Mais tout cela était
lourd à porter. L'enfant et la bonne vieille avisèrent un banc
à l'écart sur une place, et l'on s'assit pour se reposer en
mangeant une belle pomme que la marchande avait offerte à Julien.
— Que de choses il y a
à la foire, dit Julien, qui était enchanté de sa promenade.
Je trouve cela bien amusant de voir tant de monde et tant d'étalages de
toute sorte.
— Moi aussi, dit
gaîment la mère Gertrude, j'aime à voir la foire bien
approvisionnée ; cela prouve combien tout le monde travaille dans
notre pays de Lorraine, et combien la vieille terre des Vosges est
fertile.
— Tiens, dit Julien, je
n'avais pas songé à cela !
— Eh bien, il faut y
songer, Julien. Voyons dites-moi ce que vous avez remarqué de beau
à la foire, et vous allez voir qu'il y a en ce moment à
Épinal comme un échantillon des travaux de toute la
Lorraine.
— D'abord, dit Julien, je
me suis beaucoup amusé à regarder le grand magasin de
verrerie ; au soleil, cela brillait comme des étoiles. Et puis, la
marchande, d'une chiquenaude, faisait sonner si joliment ses verres ! "Quel
fin cristal ! disait-elle, écoutez." Et en effet, madame Gertrude,
c'était une vraie musique.
CRISTAUX ET GLACES. — Le
cristal est une sorte de verre très transparent, dur et résonnant
sous le doigt, fabriqué avec du sable blanc, de la potasse et du plomb.

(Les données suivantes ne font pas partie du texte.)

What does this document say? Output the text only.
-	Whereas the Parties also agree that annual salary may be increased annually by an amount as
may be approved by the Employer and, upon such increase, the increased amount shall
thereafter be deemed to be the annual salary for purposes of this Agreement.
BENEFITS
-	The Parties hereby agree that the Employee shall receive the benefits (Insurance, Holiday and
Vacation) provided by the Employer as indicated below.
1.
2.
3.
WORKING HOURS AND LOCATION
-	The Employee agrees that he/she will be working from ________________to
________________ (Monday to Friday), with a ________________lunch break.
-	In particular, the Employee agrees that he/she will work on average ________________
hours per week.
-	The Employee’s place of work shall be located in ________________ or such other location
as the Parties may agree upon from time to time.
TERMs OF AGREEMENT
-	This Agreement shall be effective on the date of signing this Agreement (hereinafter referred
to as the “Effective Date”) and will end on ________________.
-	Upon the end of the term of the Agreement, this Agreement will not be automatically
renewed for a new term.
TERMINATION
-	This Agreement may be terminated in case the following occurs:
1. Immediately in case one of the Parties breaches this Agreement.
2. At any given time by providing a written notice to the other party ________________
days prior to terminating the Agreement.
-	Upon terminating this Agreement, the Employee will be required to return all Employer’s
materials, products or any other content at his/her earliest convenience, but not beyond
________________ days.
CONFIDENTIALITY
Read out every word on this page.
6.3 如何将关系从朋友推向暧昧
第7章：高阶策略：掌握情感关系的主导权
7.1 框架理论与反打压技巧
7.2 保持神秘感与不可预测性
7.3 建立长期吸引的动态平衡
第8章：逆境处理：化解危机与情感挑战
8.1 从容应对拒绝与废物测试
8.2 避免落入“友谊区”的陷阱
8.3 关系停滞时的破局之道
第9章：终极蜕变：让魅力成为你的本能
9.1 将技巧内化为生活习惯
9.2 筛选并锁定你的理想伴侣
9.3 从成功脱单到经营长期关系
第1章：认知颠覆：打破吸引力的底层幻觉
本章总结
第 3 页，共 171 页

La première fabrique de cristaux de France se trouve à Baccarat,
en Lorraine. — Nous avons aussi en France, à Saint-Gobain (Aisne),
la manufacture de glaces la plus célèbre d'Europe : on y
coule des glaces de plus de 3 mètres de haut. A cette manufacture se
rattache celle de Cirey, dans la Meurthe. Citons encore les grandes glaceries de
Jeumont et d'Aniche (Nord).
—
Savez-vous d'où venaient toutes ces verreries, Julien ? Savez-vous
où l'on a fabriqué les belles glaces d'un seul morceau où
tout à l'heure, devant le magasin, nous nous regardions tous les deux,
vous, frais et rose comme la jeunesse qui arrive, moi, ridée et tout en
double, comme une vieille qui s'en va ?
Julien réfléchit.
— Oh ! dit-il, je sais cela, car c'est dans la Meurthe, où je
suis né, que ces belles choses se font. je sais qu'il y a une grande
cristallerie à Baccarat.
—
Vous voyez qu'on sait travailler en Lorraine ; savez-vous pourquoi on fait
tant de verreries chez nous ?
— Oh ! pour cela,
non, madame Gertrude.
— C'est que nous avons
beaucoup de forêts ; eh bien, c'est dans les cendres du bois qu'on
trouve la potasse qui, fondue avec du sable, sert à faire les verres fins
et les glaces.
— Je ne me doutais pas,
s'écria Julien, que le bois de nos forêts servît à
faire le verre. Mais dites-moi, madame Gertrude, d'où viennent donc
toutes ces images grandes et petites qu'un marchant avait étalées
à la foire, le long d'un mur, et que vous m'avez laissé regarder
tout à mon aise ? Je n'en avais jamais vu autant. Toute l'histoire
du petit Poucet était là en images, et la Belle et la Bête,
et l'Oiseau bleu ! Il y avait aussi de ces soldats qu'on découpe et
qu'on colle sur des cartons pour les ranger en bataille sur la table. Il y avait
des portraits de grands hommes. C'était bien amusant.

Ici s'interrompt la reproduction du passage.